On 14 November 2010 08:07, Pranesh Srinivasan <spra...@gmail.com> wrote:
>
> This (I believe) was why Vimal, implemented the mess thing as a
> stepwise allocation:
>
> Try to assign first preferences to everyone. In case of failure,
> randomly allot to as many people as possible. Then try to assign
> second preferences to everyone. In case of failure, randomly allot ...
No; that's not what Vivek and I proposed. We did propose minimise
max-regret after we thought about minimising sum of regrets. Attached
is the code; the flow code was taken from some online source. (Rename
to .gz...)
And with minimise max-regret, I don't think any guy can be badly
screwed, in the sense that his allotted choice won't be "far" from his
top choice; you aren't minimising the 99th percentile, you're
minimising max.
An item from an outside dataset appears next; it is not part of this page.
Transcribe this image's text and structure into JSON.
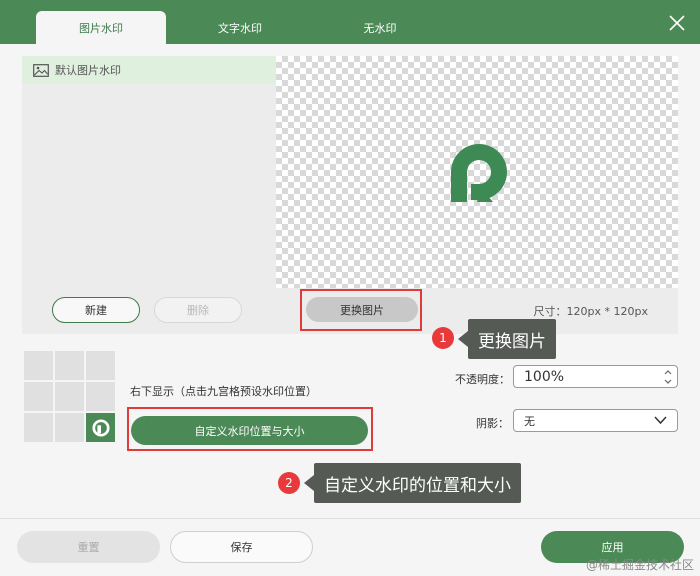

I guess you can game the system using this. :P Maybe
someone can try and see adversarial cases and come up with something
robust*.
I think the interesting property of the min-max algo was that out of
all solutions that maximise the max-regret, the sum of regrets would
get minimsed..
I talked to GS also about it and they had some heuristics. I've
attached the code that the senior who implemented it had given me. If
you're enthu about understanding it, please go ahead. :P
Depending on the nature of the data, as Slinky suggested, an ILP
formulation might just be fast enough.
*No matter how robust, the guy who implements it can insert special cases. :P
--
Vimal
IIRC, That's what Ramanathan did. He also took into account previous
months' regrets as some sort of priority.